June 11–September 4, 2016
Participating artists
Rosa Barba (Italy), Ursula Biemann and Paulo Tavares (Switzerland/Brazil), Bigert & Bergström (Sweden), Tiril Hasselknippe (Norway), Marie Kølbæk Iversen (Denmark), Ferdinand Ahm Krag (Denmark), Astrid Myntekær (Denmark), Reynold Reynolds and Patrick Jolley (USA/Ireland), Onishi Yasuaki (Japan)
Curator
Aukje Lepoutre Ravn
Röda Sten Konsthall is delighted to present Surfacing Earth, an international group exhibition featuring six artists and three artist collaborations whose practices reflect upon the changing awareness of landscape in the age of the Anthropocene.
Acknowledging that the earth has entered a new geological epoch—the so-called era of the Anthropocene—humanity is today living within radically transformed landscapes. As the classic modernist demarcations between culture/nature, urban/rural, interior/exterior, subject/object and natural/artificial have started to dissolve, new configurations of landscapes are appearing, not least caused by global climate change. Nature, man and technology have simply become overlapping entities—a fact which to a profound extent challenges humanity to move towards new and modified states of being.
Surfacing Earth is comprised of both older works and newly commissioned pieces in the form of large scale and site-specific installation, video, sculpture, painting, drawing and photography. Contemplating the human experience on earth from an aesthetic perspective, the artists in the exhibition negotiate these challenges by applying poetic, performative, scientific and even humoristic approaches to their work. For example, the audience is invited to imagine themselves inside the matter of a mountain, to witness the heroic gestures of rescuing snow from melting or saving an island from floating away, and to understand the Amazon rainforest as a living subject with legal rights of its own.
In considering the planet’s landscapes as prisms of experience, reflections of ideology, and embodiments of memory, Surfacing Earth seeks to provoke a new imaginative understanding of how we—on an emotional and sensorial level—relate to the transformed landscapes of the Anthropocene.
Surfacing Earth will be the second exhibition in Röda Sten Konsthall’s program on The Anthropocene, following the exhibition Tides of Time by Finnish artist group IC-98. The last exhibition will be a solo presentation by Turkish artist Pinar Yoldas opening fall 2016.
The exhibition is supported by The Scandinavia-Japan Sasakawa Foundation.
Röda Sten Konsthall program 2016: The Anthropocene
We live in a time where it is becoming obvious that human activity over the last 200 years has changed the planet to such an extent that we are now living in a new geological era: The Anthropocene.
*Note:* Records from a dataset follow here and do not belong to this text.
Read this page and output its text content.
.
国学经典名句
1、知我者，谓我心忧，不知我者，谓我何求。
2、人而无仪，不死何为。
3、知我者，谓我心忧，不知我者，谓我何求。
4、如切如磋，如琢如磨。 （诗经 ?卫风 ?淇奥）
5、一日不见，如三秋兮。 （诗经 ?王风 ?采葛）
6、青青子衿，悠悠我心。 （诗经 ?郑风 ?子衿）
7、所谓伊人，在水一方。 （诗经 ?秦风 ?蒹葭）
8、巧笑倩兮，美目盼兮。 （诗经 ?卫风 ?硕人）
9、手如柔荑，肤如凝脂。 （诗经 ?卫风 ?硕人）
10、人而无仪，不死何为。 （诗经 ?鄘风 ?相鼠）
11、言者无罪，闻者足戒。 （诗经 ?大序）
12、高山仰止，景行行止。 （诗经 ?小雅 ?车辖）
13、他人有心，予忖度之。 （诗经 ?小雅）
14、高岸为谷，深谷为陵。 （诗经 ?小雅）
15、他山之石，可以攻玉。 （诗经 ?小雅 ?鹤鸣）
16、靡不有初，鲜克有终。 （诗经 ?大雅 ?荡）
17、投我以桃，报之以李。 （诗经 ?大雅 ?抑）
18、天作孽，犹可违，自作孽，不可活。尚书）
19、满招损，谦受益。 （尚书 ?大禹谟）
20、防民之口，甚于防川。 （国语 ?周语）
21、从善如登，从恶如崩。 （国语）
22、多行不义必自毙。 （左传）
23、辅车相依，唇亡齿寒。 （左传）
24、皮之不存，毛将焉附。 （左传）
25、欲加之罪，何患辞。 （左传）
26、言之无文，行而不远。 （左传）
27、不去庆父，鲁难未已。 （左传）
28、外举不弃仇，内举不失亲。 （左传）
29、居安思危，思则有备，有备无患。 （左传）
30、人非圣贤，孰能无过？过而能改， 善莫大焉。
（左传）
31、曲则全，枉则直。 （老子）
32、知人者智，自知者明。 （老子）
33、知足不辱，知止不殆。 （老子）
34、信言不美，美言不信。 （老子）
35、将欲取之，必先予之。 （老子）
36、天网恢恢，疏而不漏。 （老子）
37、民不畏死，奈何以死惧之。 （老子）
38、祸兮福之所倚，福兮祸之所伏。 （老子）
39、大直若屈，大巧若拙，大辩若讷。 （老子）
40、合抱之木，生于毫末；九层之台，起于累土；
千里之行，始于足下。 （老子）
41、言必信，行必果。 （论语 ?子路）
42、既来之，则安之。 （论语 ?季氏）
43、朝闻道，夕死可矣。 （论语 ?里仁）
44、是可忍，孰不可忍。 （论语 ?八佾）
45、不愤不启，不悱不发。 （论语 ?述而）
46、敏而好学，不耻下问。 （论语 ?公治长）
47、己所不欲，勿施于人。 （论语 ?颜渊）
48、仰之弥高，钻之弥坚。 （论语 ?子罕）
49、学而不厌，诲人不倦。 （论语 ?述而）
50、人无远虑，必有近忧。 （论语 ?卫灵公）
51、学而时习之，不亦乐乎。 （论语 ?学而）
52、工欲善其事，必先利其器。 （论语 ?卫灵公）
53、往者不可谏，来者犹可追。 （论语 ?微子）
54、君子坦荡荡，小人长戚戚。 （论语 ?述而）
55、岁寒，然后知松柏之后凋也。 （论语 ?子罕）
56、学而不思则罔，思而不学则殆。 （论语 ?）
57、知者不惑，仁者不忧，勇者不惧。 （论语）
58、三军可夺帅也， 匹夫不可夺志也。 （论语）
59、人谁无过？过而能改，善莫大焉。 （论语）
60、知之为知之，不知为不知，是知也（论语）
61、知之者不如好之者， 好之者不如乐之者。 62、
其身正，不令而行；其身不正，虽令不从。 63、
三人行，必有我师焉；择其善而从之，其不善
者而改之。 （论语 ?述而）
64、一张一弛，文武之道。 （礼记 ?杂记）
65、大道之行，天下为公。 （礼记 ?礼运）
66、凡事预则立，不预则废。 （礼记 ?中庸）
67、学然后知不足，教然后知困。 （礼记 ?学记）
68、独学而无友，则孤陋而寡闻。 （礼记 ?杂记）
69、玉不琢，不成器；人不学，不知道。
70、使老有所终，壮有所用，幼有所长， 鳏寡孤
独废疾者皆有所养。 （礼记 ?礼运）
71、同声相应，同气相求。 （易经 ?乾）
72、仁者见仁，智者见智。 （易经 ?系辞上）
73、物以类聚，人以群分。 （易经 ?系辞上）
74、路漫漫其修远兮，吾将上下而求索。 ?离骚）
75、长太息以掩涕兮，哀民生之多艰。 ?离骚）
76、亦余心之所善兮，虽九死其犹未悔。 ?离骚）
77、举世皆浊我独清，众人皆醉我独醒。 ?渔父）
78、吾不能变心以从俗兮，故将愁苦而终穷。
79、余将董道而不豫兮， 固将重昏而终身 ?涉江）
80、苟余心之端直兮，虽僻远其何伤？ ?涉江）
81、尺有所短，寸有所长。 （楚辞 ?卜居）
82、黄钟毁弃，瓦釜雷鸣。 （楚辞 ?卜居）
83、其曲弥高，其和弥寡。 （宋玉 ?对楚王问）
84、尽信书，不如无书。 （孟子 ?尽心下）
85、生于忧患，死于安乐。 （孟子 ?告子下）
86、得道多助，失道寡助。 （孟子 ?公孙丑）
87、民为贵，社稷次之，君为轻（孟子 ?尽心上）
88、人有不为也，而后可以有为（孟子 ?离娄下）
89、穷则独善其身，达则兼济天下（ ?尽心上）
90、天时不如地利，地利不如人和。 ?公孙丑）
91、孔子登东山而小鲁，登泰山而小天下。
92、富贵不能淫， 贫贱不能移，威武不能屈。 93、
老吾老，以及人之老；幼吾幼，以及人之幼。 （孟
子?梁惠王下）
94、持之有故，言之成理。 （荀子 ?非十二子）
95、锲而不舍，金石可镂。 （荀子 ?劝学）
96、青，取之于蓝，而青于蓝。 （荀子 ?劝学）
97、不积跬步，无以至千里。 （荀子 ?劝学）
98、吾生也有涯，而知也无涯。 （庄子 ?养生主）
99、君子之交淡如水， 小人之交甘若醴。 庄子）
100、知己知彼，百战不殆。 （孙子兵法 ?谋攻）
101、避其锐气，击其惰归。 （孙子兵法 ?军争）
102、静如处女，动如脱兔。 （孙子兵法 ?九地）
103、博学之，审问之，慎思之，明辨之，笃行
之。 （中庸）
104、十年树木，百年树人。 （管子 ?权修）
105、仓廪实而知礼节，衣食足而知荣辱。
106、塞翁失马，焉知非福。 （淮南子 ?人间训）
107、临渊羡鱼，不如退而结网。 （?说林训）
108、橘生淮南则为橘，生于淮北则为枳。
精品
The term Anthropocene was coined in 2000 by the ecologist Eugene F. Stoermer and atmospheric chemist Paul Crutzen, arguing that in the future, we will be able to trace the human imprint of today’s society in glaciers, rocks, oceans and sediment. Accelerating this development has been the exponential use of fossil fuels, the massively increased global population, heavy urbanization, rising carbon dioxide and methane gas levels, and the atomic bomb. As a direct result of these activities, we are now experiencing systematic degradation of natural environments and ecological systems on global and local scales. All of these events point to the fact that mankind has become a dominant geological force.
For the season of 2016 Röda Sten Konsthall has dedicated its exhibition program to interrogating the concept and notions of the Anthropocene. Through various artistic, aesthetic, philosophic and scientifically informed projects, Röda Sten Konsthall will present a series of exhibitions and programs including talks, screenings, seminars, workshops and performances that will address, discuss and question the conditions from which humanity understands and shapes its relationship with the planet Earth.
What does it mean to exist in an epoch dominated by humans? How do we adjust our environments, landscapes, cities and social communities in the face of the current ecological crisis? Have we made the Earth a better or worse place for us to live? What role can contemporary art play in the course of learning from the Anthropocene?